Se improvvisamente, stanca ma soprattutto adirata, Giorgia Meloni perdesse la pazienza? Lo scenario che si aprirebbe sarebbe questo: governo in crisi, di nuovo alle urne, il Paese alle corde. Ecco quel che accadrebbe se Matteo Salvini e Antonio Tajani continuano a litigare mandando allo sfascio la maggioranza. Forse su questo punto i due vice premier non hanno riflettuto abbastanza. Entrambi si accaniscono l’un contro l’altro armati per non perdere il secondo posto in classifica, ma la realtà è ben diversa: perché in caso di un flop di chi governa, loro uscirebbero di scena. Addio vice premierati, addio ministeri di grande importanza.
Eppure, malgrado il loro futuro assai incerto (in caso di una sconfitta definitiva) continuano a litigare e a farsi gli sgambetti. E’ successo soprattutto con il canone Rai e poi con un emendamento sulla sanità in Calabria. Botta e risposta e maggioranza sconfitta. La verità è che si pensa solo al proprio orticello e non agli interessi generali. Il ministro degli esteri non può andare contro i desideri dei berluscones e di Mediaset.
Per cui quando si parla di Viale Mazzini e dell’abbonamento ha una sola linea: mai ridurlo perché le reti del Cavaliere subirebbero un danno se la visione tv dell’azienda pubblica venisse a costare in un anno una piccola manciata di euro. Allora? Si boccia il provvedimento e la minoranza esulta. Eddy Schlein non è nella pelle per la gioia: “Litigano e non governano”, urla a gran voce. “Sono allo sbando, sino a quando?”
E’ naturale che Salvini non può prendere un simile schiaffo (lui era per mantenere il canone a 70 euro) senza rispondere a tono. L’occasione è un emendamento sulla sanità in Calabria. Una occasione da non perdere. Un ceffone a Tajani, pari e patta, ma chi ne fa le spese è il governo che va sotto per la seconda volta in un solo giorno.

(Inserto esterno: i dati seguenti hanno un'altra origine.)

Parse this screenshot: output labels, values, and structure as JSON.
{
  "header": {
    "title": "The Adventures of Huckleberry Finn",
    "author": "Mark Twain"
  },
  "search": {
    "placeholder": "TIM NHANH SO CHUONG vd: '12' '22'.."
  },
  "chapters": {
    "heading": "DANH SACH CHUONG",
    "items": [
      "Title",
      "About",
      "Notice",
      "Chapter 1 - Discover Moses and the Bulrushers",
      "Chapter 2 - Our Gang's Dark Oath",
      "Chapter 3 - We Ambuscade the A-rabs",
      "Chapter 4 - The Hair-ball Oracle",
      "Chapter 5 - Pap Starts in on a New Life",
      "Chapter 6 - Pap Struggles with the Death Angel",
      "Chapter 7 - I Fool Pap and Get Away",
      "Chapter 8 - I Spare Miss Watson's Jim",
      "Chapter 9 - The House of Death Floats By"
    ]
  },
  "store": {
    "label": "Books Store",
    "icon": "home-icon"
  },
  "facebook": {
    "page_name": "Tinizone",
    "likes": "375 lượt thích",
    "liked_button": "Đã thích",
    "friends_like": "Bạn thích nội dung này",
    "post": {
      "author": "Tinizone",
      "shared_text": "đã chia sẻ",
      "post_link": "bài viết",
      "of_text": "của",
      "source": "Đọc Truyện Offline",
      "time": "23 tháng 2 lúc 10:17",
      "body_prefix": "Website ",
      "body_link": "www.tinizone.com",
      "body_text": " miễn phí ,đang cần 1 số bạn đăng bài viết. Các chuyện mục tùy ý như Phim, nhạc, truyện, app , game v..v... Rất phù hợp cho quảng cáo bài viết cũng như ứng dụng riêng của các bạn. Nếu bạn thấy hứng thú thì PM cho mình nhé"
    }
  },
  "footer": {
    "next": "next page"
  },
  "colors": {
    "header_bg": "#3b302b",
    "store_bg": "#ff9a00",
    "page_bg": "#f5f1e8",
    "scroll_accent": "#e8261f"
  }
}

Paura di una crisi? Giorgia mantiene la calma: “E’ un inciampo che non giova a nessuno”. Poi, più ottimista aggiunge: “Sono solo schermaglie”. In verità non la pensa così. Il suo compito è quello di gettare acqua sul fuoco. Ufficialmente, perché in privato dovrà discutere con i suoi più stretti collaboratori e dir loro a brutto muso: “A che gioco state giocando? Badate bene che se il governo va in crisi il vostro futuro non sarà come il presente”.
In parole semplici, la premier prima di tirare le somme per una giornata infausta, usa parole di fuoco con chi vuole sbarrarle la strada con un atteggiamento suicida. Accortisi del pericolo, Salvini e Tajani cercano di fare un passo indietro. Il primo dice: “Non voglio litigare con Antonio, ma noi abbiamo promesso agli italiani di abbassare le tasse. Il canone Rai non è una tassa?”.

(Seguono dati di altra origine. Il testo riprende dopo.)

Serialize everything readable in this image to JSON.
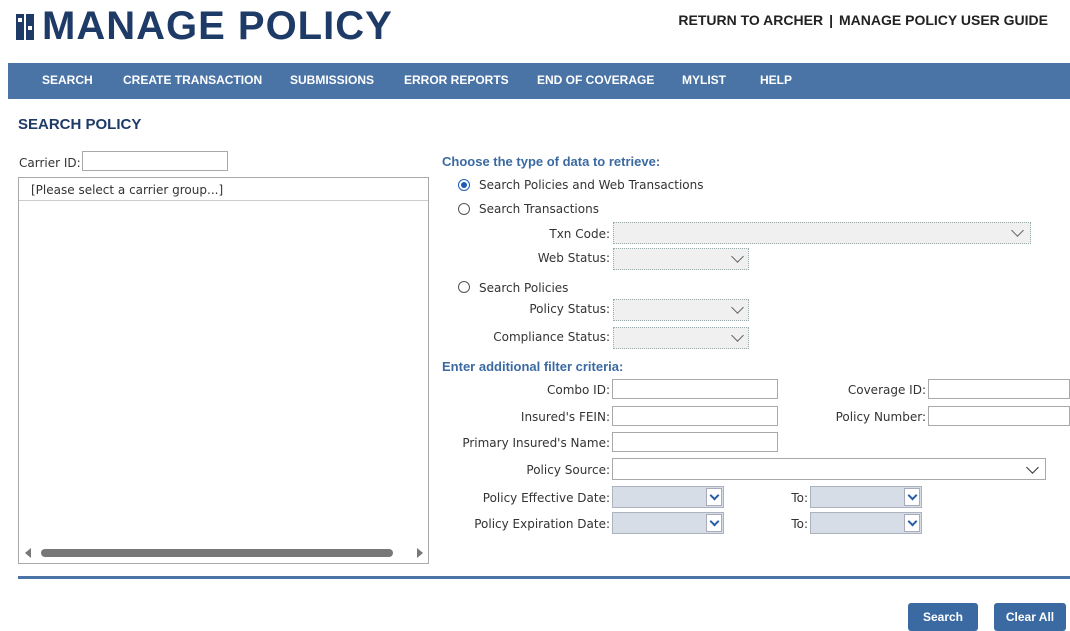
{
  "header": {
    "logo_mark": "MP",
    "title": "MANAGE POLICY",
    "return_link": "RETURN TO ARCHER",
    "separator": "|",
    "guide_link": "MANAGE POLICY USER GUIDE"
  },
  "nav": {
    "items": [
      "SEARCH",
      "CREATE TRANSACTION",
      "SUBMISSIONS",
      "ERROR REPORTS",
      "END OF COVERAGE",
      "MYLIST",
      "HELP"
    ]
  },
  "page": {
    "title": "SEARCH POLICY"
  },
  "carrier": {
    "id_label": "Carrier ID:",
    "id_value": "",
    "group_placeholder": "[Please select a carrier group...]"
  },
  "retrieve": {
    "heading": "Choose the type of data to retrieve:",
    "options": [
      "Search Policies and Web Transactions",
      "Search Transactions",
      "Search Policies"
    ],
    "selected": "Search Policies and Web Transactions",
    "txn_code_label": "Txn Code:",
    "web_status_label": "Web Status:",
    "policy_status_label": "Policy Status:",
    "compliance_status_label": "Compliance Status:"
  },
  "filters": {
    "heading": "Enter additional filter criteria:",
    "combo_id_label": "Combo ID:",
    "coverage_id_label": "Coverage ID:",
    "insured_fein_label": "Insured's FEIN:",
    "policy_number_label": "Policy Number:",
    "primary_insured_label": "Primary Insured's Name:",
    "policy_source_label": "Policy Source:",
    "effective_date_label": "Policy Effective Date:",
    "expiration_date_label": "Policy Expiration Date:",
    "to_label": "To:"
  },
  "actions": {
    "search": "Search",
    "clear_all": "Clear All"
  },
  "colors": {
    "nav_bg": "#4a73a6",
    "title": "#1e3a66",
    "accent": "#3b6aa3",
    "radio_selected": "#1e5bb8"
  }
}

Tajani legge, sfugge alle domande che potrebbero aumentare il dissenso e spiega: “Da tempo si sapeva che Forza Italia sarebbe stata contraria. Se è così, di chi è la colpa? E’ naturale che a sinistra si facciano i salti di gioia. I più estremisti sostengono che il governo è all’angolo ed ha i giorni contati. Schlein è meno drastica: hanno imboccato una strada in discesa che sarà sempre più ripida. Però, anche tra i sostenitori dell’opposizione non si respira aria tranquilla. Chi è più falco della segretaria accusa: “Non ci fidiamo più delle parole se poi a Strasburgo Elly e Giorgia vanno a braccetto e votano per Ursula von der Leyen”.
Tra i più facinorosi, ecco spuntare i 5Stelle che, tramortiti dai fatti, cercano di arrampicarsi sugli specchi e puntano il dito anche contro la numero uno di via del Nazareno. Come può giudicare tutto questo la gente che dovrebbe scegliere? E’attonita, sbalordita. Vorrebbe comprendere e magari venire incontro a chi sta nei Palazzi. Ma la risposta del Potere non è adeguata e allora si sta da capo a dodici. Forse sarebbe auspicabile che le due donne più importanti del nostro Paese capissero la delicatezza della situazione e si comportassero in maniera diversa. Ad esempio, come hanno fatto quando si è trattato di votare per l’Europa.